WASHINGTON, United States, Oct 19 – As President Barack Obama on Saturday urged against “hysteria or fear” over Ebola, US media had reports of communities taking seemingly overzealous measures against the disease.

A teacher from Maine was placed on three-weeks paid leave because she’d travelled to Texas for a conference — where she’d stayed in a hotel 10 miles (16 kilometers) from the hospital in which the first case of the virus was diagnosed in the United States.

A Pulitzer-prize-winning photographer was uninvited from speaking at a journalism school, because he’d gone to Ebola hotspot Liberia, even though he’d been back 21 days and was showing no symptoms.
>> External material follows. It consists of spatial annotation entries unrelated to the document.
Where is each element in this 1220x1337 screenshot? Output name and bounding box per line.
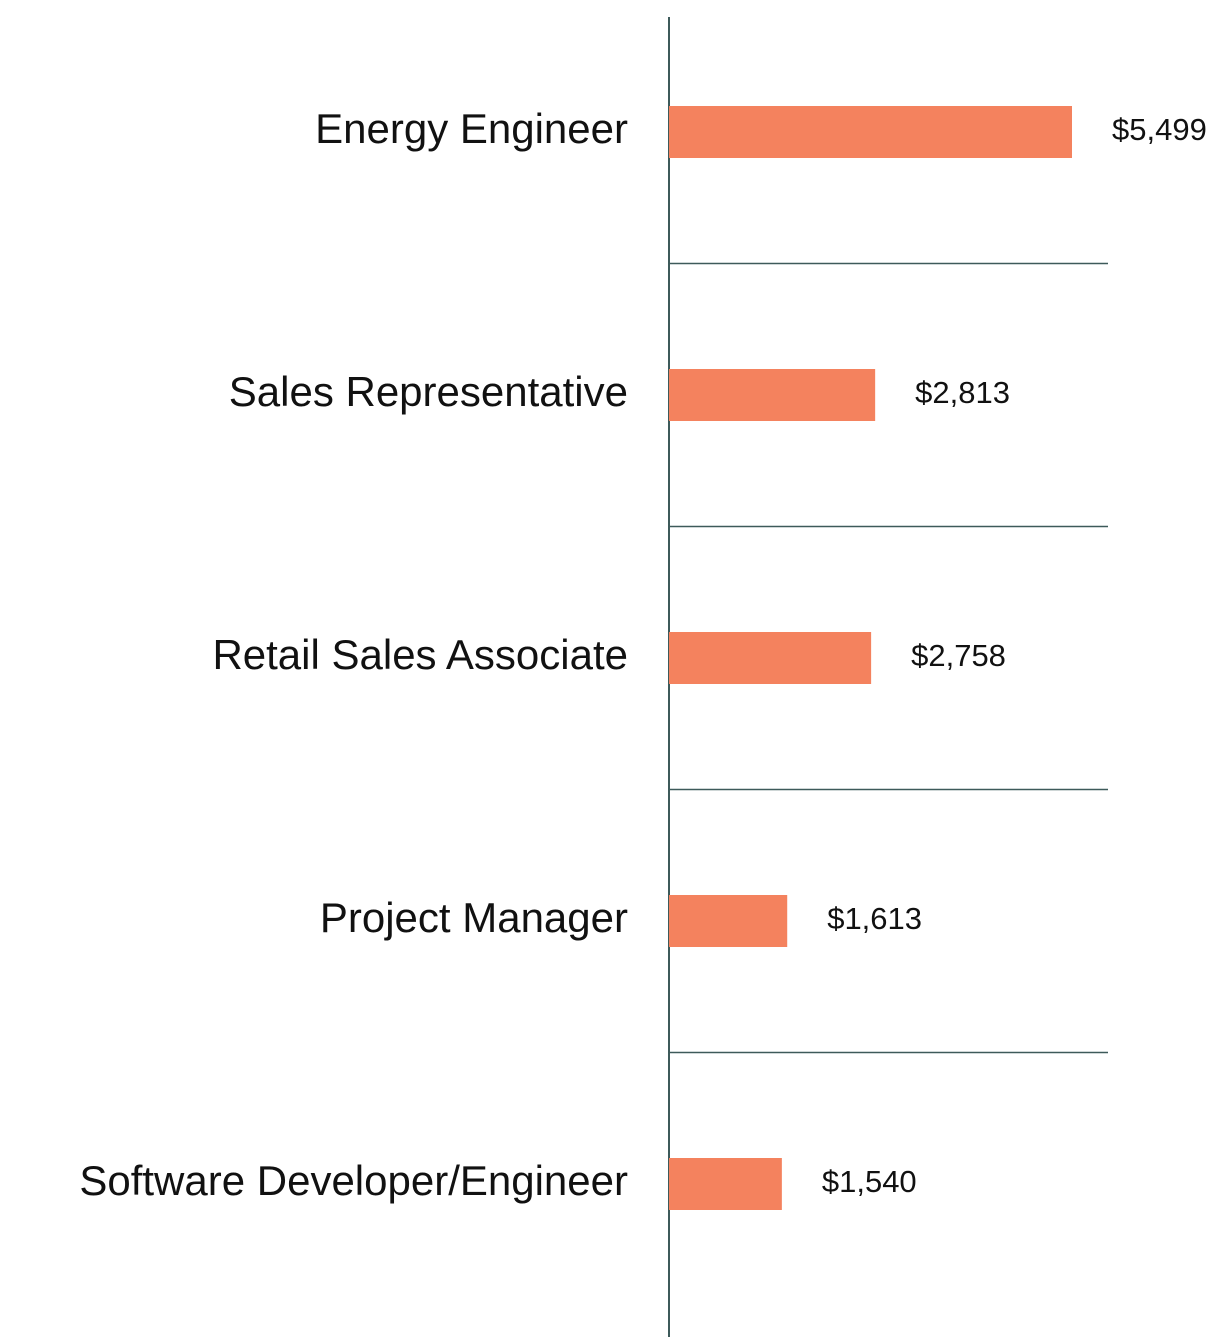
bar xyxy=(669,632,872,684)
bar xyxy=(669,1158,782,1210)
category-label: Project Manager xyxy=(320,894,628,941)
value-label: $1,613 xyxy=(827,901,922,936)
category-label: Software Developer/Engineer xyxy=(79,1157,628,1204)
bar xyxy=(669,369,876,421)
value-label: $5,499 xyxy=(1112,112,1207,147)
category-label: Sales Representative xyxy=(229,368,628,415)
value-label: $2,758 xyxy=(911,638,1006,673)
bar xyxy=(669,106,1072,158)
category-label: Retail Sales Associate xyxy=(212,631,628,678)
value-label: $2,813 xyxy=(915,375,1010,410)
value-label: $1,540 xyxy=(822,1164,917,1199)
category-label: Energy Engineer xyxy=(315,105,628,152)
bar xyxy=(669,895,788,947)
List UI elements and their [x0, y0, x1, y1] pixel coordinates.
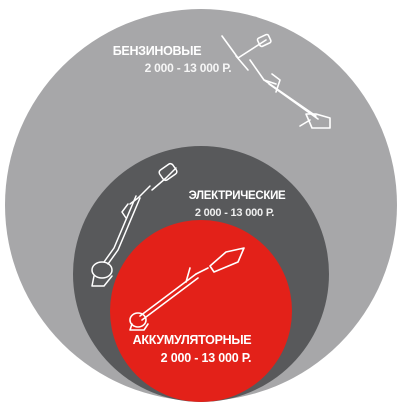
petrol-category-label: БЕНЗИНОВЫЕ 2 000 - 13 000 р. [83, 44, 232, 75]
inner-circle-battery [110, 220, 292, 402]
battery-category-title: АККУМУЛЯТОРНЫЕ [132, 333, 252, 347]
petrol-trimmer-icon [221, 33, 331, 129]
electric-category-label: ЭЛЕКТРИЧЕСКИЕ 2 000 - 13 000 р. [189, 190, 286, 219]
electric-trimmer-icon [91, 162, 178, 287]
battery-category-price: 2 000 - 13 000 р. [160, 351, 252, 365]
electric-category-price: 2 000 - 13 000 р. [194, 207, 275, 219]
petrol-category-title: БЕНЗИНОВЫЕ [112, 44, 202, 58]
electric-category-title: ЭЛЕКТРИЧЕСКИЕ [188, 190, 286, 202]
battery-trimmer-icon [129, 247, 245, 331]
battery-category-label: АККУМУЛЯТОРНЫЕ 2 000 - 13 000 р. [133, 333, 252, 365]
petrol-category-price: 2 000 - 13 000 р. [144, 61, 232, 75]
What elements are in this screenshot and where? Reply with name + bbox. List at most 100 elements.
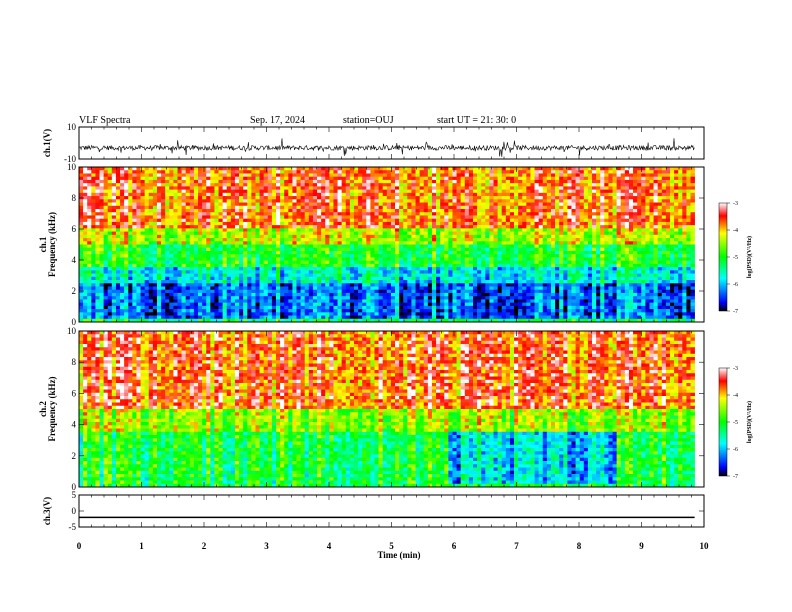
spectrogram-cell [366,260,371,265]
spectrogram-cell [333,263,338,268]
spectrogram-cell [234,286,240,291]
spectrogram-cell [448,221,453,226]
spectrogram-cell [362,221,367,226]
spectrogram-cell [185,179,191,184]
spectrogram-cell [329,286,334,291]
spectrogram-cell [300,173,306,177]
spectrogram-cell [140,318,145,323]
spectrogram-cell [501,221,507,226]
spectrogram-cell [427,312,433,316]
spectrogram-cell [407,273,412,278]
spectrogram-cell [419,199,425,203]
spectrogram-cell [87,296,92,300]
spectrogram-cell [103,196,109,200]
spectrogram-cell [280,244,285,249]
spectrogram-cell [226,215,232,219]
spectrogram-cell [148,238,154,242]
spectrogram-cell [255,225,260,229]
spectrogram-cell [456,225,461,229]
spectrogram-cell [452,267,457,271]
spectrogram-cell [489,302,494,307]
spectrogram-cell [431,289,437,294]
spectrogram-cell [411,260,416,265]
spectrogram-cell [345,241,351,245]
spectrogram-cell [226,179,232,184]
spectrogram-cell [436,221,441,226]
spectrogram-cell [390,189,396,194]
spectrogram-cell [489,208,494,213]
spectrogram-cell [288,228,293,232]
spectrogram-cell [128,205,133,210]
spectrogram-cell [312,189,318,194]
spectrogram-cell [386,231,392,236]
spectrogram-cell [362,215,367,219]
spectrogram-cell [353,305,359,310]
spectrogram-cell [115,192,121,197]
spectrogram-cell [419,244,425,249]
spectrogram-cell [399,205,404,210]
spectrogram-cell [79,250,84,255]
spectrogram-cell [136,286,141,291]
spectrogram-cell [481,280,486,284]
spectrogram-cell [304,270,310,274]
spectrogram-cell [300,270,306,274]
spectrogram-cell [374,241,379,245]
spectrogram-cell [185,176,191,181]
spectrogram-cell [304,208,310,213]
spectrogram-cell [222,263,228,268]
spectrogram-cell [448,276,453,281]
spectrogram-cell [493,179,498,184]
spectrogram-cell [230,202,236,207]
spectrogram-cell [497,250,503,255]
spectrogram-cell [444,241,449,245]
spectrogram-cell [95,186,100,190]
spectrogram-cell [440,173,445,177]
spectrogram-cell [169,186,174,190]
spectrogram-cell [497,215,503,219]
spectrogram-cell [144,312,150,316]
spectrogram-cell [497,241,503,245]
spectrogram-cell [440,170,445,174]
spectrogram-cell [120,273,125,278]
spectrogram-cell [276,225,281,229]
spectrogram-cell [304,189,310,194]
spectrogram-cell [161,228,166,232]
spectrogram-cell [202,179,207,184]
spectrogram-cell [436,234,441,239]
spectrogram-cell [173,292,178,297]
spectrogram-cell [214,173,219,177]
spectrogram-cell [419,299,425,303]
spectrogram-cell [156,231,162,236]
spectrogram-cell [333,167,338,171]
spectrogram-cell [83,196,88,200]
spectrogram-cell [403,280,408,284]
spectrogram-cell [271,202,277,207]
spectrogram-cell [115,167,121,171]
spectrogram-cell [181,215,186,219]
spectrogram-cell [497,292,503,297]
spectrogram-cell [206,238,211,242]
spectrogram-cell [468,173,474,177]
spectrogram-cell [206,186,211,190]
spectrogram-cell [161,241,166,245]
spectrogram-cell [140,305,145,310]
spectrogram-cell [477,312,482,316]
spectrogram-cell [185,299,191,303]
spectrogram-cell [411,276,416,281]
spectrogram-cell [210,292,215,297]
spectrogram-cell [489,289,494,294]
spectrogram-cell [263,280,269,284]
spectrogram-cell [489,176,494,181]
spectrogram-cell [395,254,400,258]
spectrogram-cell [165,208,170,213]
spectrogram-cell [276,183,281,187]
spectrogram-cell [140,179,145,184]
spectrogram-cell [321,302,326,307]
spectrogram-cell [395,218,400,223]
spectrogram-cell [247,238,252,242]
spectrogram-cell [477,299,482,303]
spectrogram-cell [206,289,211,294]
spectrogram-cell [120,315,125,320]
spectrogram-cell [407,267,412,271]
spectrogram-cell [128,176,133,181]
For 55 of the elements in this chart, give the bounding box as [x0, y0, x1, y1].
And a group of Mississippi parents pulled their kids from school because the principal recently traveled to Africa – though he’d been to a completely different part of the continent from where the Ebola epidemic is wreaking havoc.

In each case, parents or officials involved say they were acting out of an abundance of caution.

In the Maine case, Matt Dexter, who has a child at Strong Elementary School in the coastal city of Portland, told the Portland Press Herald that many parents were concerned the school had sent a teacher to Dallas without telling parents.

“I’m really tired of people telling everyone, on the news, starting at the national level, ‘zero risk, low risk,’” Dexter told the newspaper.